Comment #3 on issue 3635 by asmeu...@gmail.com: Backwards compatibility with old assumptions
http://code.google.com/p/sympy/issues/detail?id=3635

Another option would be to actually just allow symbols to have assumptions on them. In other words, the global assumptions are merged with assumptions that live on an object, which would usually be nothing, but could be occasionally something. This could be implemented basically as the old assumptions, or Symbol('x', positive=True) could just set itself to something like Symbol('x', flag=1), where the flag is an internal attribute that affects equality testing but not printing, and then set that object to be positive in the global assumptions (similar to Dummy, except a second Symbol('x', positive=True) would first check if there is a positive Symbol x in the global assumptions and set itself to that if there is). I'm not really sure if the second idea really has any advantages over just keeping the assumption on Symbol.
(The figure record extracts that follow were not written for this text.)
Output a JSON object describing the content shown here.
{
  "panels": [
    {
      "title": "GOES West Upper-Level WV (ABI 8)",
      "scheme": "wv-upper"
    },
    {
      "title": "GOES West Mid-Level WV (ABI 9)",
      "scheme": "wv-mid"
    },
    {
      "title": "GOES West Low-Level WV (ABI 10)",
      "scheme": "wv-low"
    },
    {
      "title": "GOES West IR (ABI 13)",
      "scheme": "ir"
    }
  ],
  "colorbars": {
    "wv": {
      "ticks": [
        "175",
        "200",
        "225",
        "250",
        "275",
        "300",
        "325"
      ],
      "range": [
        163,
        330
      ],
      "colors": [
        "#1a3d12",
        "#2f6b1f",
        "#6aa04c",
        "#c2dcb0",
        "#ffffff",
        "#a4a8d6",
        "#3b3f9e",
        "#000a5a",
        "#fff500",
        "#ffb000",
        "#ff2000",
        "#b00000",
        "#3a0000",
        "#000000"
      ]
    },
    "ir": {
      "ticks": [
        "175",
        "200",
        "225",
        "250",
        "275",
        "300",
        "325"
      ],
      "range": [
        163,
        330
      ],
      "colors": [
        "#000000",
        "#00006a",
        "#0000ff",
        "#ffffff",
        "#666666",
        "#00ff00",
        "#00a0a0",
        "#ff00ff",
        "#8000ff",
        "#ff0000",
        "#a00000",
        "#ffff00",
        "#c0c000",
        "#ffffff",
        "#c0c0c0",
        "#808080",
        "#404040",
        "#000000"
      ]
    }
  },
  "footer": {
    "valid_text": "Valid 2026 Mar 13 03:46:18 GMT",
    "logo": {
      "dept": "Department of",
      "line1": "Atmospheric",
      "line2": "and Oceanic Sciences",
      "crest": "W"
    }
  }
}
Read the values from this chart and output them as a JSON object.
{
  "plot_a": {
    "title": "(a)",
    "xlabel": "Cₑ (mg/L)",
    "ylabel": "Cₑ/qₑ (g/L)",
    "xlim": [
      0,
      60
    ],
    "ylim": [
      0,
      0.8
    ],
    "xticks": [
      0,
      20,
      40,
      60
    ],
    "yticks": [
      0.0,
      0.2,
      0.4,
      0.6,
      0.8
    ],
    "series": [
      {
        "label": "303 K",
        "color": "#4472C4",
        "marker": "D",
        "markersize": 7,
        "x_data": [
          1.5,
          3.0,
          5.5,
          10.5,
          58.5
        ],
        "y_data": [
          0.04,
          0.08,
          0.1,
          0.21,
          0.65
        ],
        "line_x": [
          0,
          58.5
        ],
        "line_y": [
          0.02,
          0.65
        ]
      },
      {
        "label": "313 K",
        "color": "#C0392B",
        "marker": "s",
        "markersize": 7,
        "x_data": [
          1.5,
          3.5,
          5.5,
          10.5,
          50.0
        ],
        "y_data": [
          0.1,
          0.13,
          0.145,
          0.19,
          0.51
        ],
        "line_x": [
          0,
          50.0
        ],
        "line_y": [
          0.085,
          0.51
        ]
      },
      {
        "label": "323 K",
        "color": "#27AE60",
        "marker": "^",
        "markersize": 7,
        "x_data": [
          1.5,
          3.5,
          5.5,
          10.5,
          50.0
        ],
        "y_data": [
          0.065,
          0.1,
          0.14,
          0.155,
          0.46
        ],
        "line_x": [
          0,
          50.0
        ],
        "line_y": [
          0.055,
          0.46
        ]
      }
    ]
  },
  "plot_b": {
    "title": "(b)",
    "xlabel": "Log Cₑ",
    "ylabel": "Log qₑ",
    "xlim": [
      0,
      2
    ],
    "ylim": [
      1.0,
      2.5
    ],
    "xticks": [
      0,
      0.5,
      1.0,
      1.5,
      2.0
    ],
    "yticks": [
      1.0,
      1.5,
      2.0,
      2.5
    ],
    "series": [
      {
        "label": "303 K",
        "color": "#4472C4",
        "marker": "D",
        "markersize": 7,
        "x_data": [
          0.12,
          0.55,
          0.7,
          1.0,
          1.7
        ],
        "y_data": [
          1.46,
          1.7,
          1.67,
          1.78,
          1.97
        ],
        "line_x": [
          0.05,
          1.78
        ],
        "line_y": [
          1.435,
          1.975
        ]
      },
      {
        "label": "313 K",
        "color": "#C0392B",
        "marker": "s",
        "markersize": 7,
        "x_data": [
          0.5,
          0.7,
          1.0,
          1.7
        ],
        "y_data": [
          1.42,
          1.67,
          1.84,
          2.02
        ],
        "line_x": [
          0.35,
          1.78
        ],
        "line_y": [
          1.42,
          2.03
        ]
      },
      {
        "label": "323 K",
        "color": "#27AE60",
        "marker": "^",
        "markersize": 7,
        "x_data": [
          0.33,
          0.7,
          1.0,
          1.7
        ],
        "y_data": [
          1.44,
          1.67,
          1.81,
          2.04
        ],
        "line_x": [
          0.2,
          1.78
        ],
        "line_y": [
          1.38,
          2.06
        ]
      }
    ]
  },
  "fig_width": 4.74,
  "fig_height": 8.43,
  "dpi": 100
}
Also, one of the whole ideas of the new assumptions was to remove assumptions from the core, so this might negate some of that. In particular, in addition to design questions, we need to consider how this will affect the speed of the core, as well as its modularity.

For what it's worth, I actually doubt many people are using the same names for symbols with different assumptions. Not long ago, they actually compared equal. I just checked the git tags, and SymPy 0.7.0 was the first version where Symbol('x') == Symbol('x', real=True) returned False. So my gut instinct says that this probably won't really be a huge deal for most people.